横紋筋融解症の初期症状は非特異的であるため見逃されやすいですが、以下の兆候が現れる場合があります:
- 筋肉痛や筋肉の腫脹: 特に下肢や背部に多い
- 脱力感: 筋力低下や倦怠感
- 赤褐色尿: ミオグロビン尿による特徴的な尿色変化
- 発熱: 炎症性反応が伴う場合
- 全身倦怠感: 筋細胞破壊による全身症状
横紋筋融解症の診断と評価方法
横紋筋融解症の診断は、臨床症状と血液検査の両方から行います。

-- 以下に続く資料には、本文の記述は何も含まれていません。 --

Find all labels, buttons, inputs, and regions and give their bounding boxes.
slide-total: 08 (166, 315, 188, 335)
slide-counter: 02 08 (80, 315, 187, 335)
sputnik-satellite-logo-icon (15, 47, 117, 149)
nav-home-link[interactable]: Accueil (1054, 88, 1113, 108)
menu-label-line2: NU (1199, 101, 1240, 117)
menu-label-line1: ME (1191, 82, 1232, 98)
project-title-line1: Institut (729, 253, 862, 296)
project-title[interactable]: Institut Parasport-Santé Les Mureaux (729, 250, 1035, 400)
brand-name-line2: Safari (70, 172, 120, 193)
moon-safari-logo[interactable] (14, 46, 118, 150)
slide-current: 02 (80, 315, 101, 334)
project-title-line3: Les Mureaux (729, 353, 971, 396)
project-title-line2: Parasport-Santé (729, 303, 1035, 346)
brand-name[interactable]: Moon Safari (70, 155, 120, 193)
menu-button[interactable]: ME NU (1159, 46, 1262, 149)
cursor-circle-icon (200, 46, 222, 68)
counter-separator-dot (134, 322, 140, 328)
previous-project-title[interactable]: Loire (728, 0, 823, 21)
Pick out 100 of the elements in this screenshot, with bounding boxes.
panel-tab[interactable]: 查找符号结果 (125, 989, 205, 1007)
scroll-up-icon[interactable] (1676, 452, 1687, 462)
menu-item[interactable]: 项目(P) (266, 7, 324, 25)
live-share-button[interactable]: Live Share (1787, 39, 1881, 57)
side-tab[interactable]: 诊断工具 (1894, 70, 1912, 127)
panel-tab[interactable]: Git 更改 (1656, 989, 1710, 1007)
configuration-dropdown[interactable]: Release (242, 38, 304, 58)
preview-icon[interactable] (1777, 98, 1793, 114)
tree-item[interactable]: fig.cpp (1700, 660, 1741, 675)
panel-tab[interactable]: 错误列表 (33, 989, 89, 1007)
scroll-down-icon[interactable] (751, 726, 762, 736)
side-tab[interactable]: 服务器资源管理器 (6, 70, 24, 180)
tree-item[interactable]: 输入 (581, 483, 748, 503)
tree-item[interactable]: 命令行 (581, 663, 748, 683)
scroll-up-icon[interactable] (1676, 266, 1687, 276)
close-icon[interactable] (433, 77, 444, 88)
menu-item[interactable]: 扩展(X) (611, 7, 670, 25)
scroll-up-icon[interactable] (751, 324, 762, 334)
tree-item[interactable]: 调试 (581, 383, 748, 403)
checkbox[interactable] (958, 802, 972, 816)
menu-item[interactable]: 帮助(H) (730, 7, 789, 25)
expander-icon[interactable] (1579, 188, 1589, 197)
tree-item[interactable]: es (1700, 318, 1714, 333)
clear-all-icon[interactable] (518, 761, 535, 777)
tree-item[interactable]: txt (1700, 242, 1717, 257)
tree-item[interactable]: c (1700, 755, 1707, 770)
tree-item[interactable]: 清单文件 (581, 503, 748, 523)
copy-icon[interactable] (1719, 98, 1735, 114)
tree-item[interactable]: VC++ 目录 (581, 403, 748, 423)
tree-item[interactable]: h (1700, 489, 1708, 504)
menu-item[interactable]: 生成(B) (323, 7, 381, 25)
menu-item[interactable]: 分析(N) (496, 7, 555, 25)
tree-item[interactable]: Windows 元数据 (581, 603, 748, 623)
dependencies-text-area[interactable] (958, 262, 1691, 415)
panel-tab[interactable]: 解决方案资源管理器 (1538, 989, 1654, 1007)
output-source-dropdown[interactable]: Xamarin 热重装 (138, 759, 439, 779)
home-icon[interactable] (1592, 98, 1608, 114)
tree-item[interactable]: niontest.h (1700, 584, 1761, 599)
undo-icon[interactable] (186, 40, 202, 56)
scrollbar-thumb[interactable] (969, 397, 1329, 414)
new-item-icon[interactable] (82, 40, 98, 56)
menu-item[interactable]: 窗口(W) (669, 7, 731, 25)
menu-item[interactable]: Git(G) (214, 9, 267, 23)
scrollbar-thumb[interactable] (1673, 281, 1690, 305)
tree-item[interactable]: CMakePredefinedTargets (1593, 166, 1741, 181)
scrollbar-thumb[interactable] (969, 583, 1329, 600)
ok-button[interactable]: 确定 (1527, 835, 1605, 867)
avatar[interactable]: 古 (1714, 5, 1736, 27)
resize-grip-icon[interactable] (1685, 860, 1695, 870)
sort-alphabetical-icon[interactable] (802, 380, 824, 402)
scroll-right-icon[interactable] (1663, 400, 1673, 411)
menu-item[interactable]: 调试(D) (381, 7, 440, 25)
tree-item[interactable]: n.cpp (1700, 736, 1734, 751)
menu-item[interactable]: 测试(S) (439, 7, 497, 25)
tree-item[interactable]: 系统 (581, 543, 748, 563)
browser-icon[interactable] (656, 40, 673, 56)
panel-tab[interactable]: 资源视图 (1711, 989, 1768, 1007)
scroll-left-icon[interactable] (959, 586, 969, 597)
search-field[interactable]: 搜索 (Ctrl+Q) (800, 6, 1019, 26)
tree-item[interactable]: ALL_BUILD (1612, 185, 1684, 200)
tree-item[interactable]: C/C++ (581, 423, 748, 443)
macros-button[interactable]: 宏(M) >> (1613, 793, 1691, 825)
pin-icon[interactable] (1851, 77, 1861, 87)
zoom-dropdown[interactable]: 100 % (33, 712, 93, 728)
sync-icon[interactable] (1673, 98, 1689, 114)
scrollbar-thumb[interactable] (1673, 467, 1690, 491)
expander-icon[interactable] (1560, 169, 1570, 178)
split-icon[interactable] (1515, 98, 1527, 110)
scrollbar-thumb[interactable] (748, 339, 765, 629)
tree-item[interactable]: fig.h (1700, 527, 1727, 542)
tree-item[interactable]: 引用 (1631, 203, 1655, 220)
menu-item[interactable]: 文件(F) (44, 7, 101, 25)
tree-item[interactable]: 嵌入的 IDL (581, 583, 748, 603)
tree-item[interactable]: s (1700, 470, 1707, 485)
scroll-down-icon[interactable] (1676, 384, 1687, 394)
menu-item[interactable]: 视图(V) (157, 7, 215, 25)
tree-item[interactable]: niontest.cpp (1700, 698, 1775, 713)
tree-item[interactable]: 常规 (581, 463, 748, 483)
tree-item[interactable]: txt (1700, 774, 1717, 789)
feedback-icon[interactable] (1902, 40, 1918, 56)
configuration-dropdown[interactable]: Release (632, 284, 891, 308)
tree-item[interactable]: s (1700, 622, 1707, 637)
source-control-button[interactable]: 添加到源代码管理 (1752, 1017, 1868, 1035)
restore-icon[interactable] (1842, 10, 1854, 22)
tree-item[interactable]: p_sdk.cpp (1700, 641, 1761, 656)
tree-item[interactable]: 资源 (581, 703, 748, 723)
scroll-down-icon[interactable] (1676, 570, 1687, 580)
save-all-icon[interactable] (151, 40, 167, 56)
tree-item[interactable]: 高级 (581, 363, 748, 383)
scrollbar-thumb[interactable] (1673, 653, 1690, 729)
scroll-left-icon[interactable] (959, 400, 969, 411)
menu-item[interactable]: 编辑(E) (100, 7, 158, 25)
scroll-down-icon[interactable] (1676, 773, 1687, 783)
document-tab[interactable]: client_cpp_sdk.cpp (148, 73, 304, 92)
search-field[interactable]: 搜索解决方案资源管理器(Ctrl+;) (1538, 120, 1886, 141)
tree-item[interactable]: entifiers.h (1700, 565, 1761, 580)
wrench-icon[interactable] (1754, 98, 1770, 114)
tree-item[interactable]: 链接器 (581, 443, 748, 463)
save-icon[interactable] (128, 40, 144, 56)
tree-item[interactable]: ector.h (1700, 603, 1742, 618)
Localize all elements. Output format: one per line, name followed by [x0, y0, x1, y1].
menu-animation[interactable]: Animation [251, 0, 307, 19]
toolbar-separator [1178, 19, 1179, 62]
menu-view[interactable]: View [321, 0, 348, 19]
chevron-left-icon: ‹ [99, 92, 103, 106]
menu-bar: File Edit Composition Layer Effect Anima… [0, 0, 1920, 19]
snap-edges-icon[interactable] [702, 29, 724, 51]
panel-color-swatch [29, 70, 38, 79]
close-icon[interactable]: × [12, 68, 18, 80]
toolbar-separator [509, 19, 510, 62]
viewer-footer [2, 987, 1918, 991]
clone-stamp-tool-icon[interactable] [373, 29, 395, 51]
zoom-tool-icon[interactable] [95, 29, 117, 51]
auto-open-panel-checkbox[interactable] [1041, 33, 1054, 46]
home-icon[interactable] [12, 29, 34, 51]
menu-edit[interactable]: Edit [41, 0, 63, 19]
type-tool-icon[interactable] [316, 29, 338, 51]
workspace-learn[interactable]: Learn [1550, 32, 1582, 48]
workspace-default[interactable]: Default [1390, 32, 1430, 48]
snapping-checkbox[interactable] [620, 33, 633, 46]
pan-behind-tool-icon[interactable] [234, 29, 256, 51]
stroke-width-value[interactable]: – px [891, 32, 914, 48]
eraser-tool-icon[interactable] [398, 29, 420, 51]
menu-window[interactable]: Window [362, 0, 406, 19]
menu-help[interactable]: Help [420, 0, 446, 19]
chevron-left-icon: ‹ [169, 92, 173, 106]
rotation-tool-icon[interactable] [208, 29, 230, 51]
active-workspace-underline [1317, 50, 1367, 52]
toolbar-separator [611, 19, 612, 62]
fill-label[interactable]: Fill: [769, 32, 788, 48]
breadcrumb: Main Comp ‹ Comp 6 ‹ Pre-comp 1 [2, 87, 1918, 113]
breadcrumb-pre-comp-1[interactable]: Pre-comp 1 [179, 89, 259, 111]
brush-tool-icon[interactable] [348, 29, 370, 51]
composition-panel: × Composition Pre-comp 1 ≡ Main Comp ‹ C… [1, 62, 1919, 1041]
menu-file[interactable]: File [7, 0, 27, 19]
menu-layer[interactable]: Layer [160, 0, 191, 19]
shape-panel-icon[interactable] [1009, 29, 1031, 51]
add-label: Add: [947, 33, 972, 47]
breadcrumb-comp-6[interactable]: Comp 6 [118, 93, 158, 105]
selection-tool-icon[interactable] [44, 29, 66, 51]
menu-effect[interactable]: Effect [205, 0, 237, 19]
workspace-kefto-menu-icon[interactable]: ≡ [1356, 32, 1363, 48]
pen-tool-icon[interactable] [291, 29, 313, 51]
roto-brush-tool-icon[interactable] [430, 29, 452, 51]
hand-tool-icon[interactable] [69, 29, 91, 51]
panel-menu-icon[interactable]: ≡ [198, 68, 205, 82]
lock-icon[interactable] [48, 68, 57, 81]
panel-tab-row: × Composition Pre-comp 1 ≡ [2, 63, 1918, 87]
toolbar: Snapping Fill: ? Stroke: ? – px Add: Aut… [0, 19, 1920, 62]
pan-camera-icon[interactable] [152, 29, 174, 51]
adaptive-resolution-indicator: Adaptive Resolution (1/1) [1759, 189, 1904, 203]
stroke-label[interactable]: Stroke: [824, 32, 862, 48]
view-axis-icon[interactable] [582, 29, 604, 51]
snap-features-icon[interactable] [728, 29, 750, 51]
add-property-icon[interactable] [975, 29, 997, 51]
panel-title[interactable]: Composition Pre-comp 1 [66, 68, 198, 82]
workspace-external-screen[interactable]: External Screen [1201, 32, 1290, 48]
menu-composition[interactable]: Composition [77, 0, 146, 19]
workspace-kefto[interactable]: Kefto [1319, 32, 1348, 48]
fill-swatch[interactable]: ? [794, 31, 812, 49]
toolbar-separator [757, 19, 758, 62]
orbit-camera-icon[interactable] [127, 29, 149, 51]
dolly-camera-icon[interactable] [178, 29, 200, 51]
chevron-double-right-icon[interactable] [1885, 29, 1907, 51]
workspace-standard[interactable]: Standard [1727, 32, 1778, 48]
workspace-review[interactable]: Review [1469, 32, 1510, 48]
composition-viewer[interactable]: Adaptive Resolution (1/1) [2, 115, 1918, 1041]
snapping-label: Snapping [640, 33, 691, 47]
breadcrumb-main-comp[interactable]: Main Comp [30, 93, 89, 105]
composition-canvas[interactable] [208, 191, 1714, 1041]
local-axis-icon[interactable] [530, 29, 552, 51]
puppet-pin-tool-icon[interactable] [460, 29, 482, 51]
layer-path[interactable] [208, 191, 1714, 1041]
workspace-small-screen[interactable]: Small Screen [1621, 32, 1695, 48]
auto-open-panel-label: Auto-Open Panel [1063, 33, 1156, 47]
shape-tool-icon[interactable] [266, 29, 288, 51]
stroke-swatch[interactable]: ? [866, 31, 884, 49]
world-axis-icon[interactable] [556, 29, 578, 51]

以下に評価方法をまとめます。
血液検査
- クレアチンキナーゼ(CK)の測定: CK値が正常上限の5倍以上で横紋筋融解症を強く疑う
- ミオグロビン: 血中や尿中ミオグロビンの上昇を確認
- 電解質異常: 高カリウム血症、低カルシウム血症
- 腎機能検査: クレアチニン値や尿素窒素値の上昇
尿検査
- ミオグロビン尿: 赤褐色尿が見られるが、ヘモグロビン尿と鑑別が必要
- 尿中CK値: 筋細胞破壊の重症度を確認
その他の評価方法
- 心電図: 高カリウム血症による不整脈の評価
- 画像診断: MRIや超音波で筋損傷の局所的な評価
横紋筋融解症の予防と治療法
横紋筋融解症の予防と治療の基本は、原因の除去と適切な管理です。
予防方法
- 適度な運動と十分な水分補給
- 薬剤の副作用に注意し、異常を感じたら早めに医師に相談
- 脱水や電解質異常を回避するための生活習慣の見直し

ゆずまる
脱水もリスク要因となるので水分補給を心がけてくださいね。
治療方法
- 水分補給: 点滴による十分な輸液で腎障害を予防
- 電解質補正: 高カリウム血症や低カルシウム血症の管理
- 透析療法: 重篤な腎障害が発生した場合
まとめ
横紋筋融解症は、筋細胞の破壊に伴う重篤な症状を引き起こす可能性があります。
発生しやすい時期や初期症状を理解し、早期の評価と適切な管理を行うことが重要です。
特にリスク要因を持つ方や初期症状を感じた場合は、早めの医療機関受診をお勧めします。
よくある質問
Q1. 横紋筋融解症のリスクが高い人は誰ですか?
スタチンなどの薬剤を服用中の方、運動初心者、脱水状態になりやすい方などがリスクが高いです。
Q2. 横紋筋融解症は治療後に再発しますか?
原因が除去されれば再発のリスクは低いですが、再び同様の状況が生じると再発する可能性があります。
Q3. 赤褐色尿が見られたら必ず横紋筋融解症ですか?
赤褐色尿は他の疾患でも見られるため、確定診断には血液検査や尿検査が必要です。